Abbie took the kids into the media room to work on the storyboard. There was some fighting over whose relative went first on the board thing. Even after Abbie explained how things would move around as they developed their story, there was still some grumbling. So she settled them in front of her laptop and showed them what she’d found and edited just that morning. Several minutes of vacation clips people had posted to YouTube, blogs, or Google images. The pictures were grainy and the color was primitive, but it showed a busy Stargazey Point from decades before.
There was some snickering about the fashion as snippets of families darted in and out of the film, strolled along the crowded sidewalk, or posed, smiling, in front of brightly painted buildings. But as soon as the carousel appeared, running at capacity with happily waving children and a few adults, they quieted and stared, mesmerized at the footage. A few women wandered in from the kitchen to watch.
“Look, that’s the center in the background.”
“Where?”
Abbie rewound and slowed the tape to single frame.
“Would you look at that. That’s from when we used to have the co-op here.”
“You had a co-op?” Abbie asked.
“Sure did and a farmers’ market and all sorts of things going on all year-round.”
“We want to see more pictures of the carousel,” said Pauli.
Abbie restarted the video. Everyone, including her, leaned a little closer to see.
When the tape had been watched through the second time, the women reluctantly gathered up their children and headed en masse out the front door. Abbie straightened up the media room, thinking about the past—Stargazey’s past and hers.
She packed up her laptop and camera and locked the rest of the equipment in the closet. She wasn’t taking any chances of someone, namely Eddie Price, ransacking the place again. She checked all the windows and the back door, then doused the lights and left. She was surprised to find Momo, Ivy Lee, and another woman standing in the parking lot. Momo was pointing at Hadley’s or maybe one of the abandoned buildings that lined that part of the street. They must still be reminiscing, while their children climbed over the rotten pier.
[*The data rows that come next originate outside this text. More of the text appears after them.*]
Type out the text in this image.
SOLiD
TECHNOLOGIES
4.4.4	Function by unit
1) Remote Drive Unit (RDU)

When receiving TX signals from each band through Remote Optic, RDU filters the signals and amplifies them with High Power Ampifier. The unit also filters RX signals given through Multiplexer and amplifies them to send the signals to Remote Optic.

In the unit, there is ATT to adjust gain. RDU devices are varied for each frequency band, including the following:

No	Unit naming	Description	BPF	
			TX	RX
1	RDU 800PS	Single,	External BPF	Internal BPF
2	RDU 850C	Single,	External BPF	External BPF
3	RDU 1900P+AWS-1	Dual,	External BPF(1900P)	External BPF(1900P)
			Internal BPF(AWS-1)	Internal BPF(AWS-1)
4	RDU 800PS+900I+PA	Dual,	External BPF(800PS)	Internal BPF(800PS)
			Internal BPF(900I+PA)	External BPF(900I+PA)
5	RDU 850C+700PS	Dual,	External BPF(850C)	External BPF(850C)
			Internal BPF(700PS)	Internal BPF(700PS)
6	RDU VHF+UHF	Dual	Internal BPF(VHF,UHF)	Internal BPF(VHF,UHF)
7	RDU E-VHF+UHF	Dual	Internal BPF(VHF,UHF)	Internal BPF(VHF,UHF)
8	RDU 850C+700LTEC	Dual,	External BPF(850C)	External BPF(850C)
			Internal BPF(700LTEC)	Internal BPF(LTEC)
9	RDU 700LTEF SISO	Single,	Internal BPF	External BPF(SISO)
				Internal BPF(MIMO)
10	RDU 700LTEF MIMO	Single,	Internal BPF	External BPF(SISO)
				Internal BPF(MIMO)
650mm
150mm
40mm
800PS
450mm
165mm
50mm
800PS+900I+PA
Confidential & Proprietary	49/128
They nodded as Abbie passed them, said good night, and went back to whatever their conversation was about. The painters had knocked off work for the day. In the light of the low-lying sun, the carousel fairly glowed with paint and expectation.
She didn’t stop to see if Beau wanted to walk home. She knew they were planning to work late. She just kept walking, feeling a little lonely and not quite sure what she should do about it.
A
bbie awoke to thunder. The sheer drapes billowed through the open French doors of her bedroom. Raindrops drummed and splashed on the veranda floor. She slid out of bed and hurried to close the doors, shivering as her feet hit the cold floor.
The temperature had been climbing steadily as the month wore on. They’d even started leaving the center’s doors and windows open to capture whatever cross breeze they could. But today they seemed to be cast back into winter.
She stood looking out at the rain slashing at a sharp angle and creating waves across the porch floorboards. In the distance the sea swelled dark and gray. She’d gotten used to the afternoon rains that darkened the skies, dumped buckets of rain, and moved on within a matter of minutes. But today it looked like they were in for the long haul.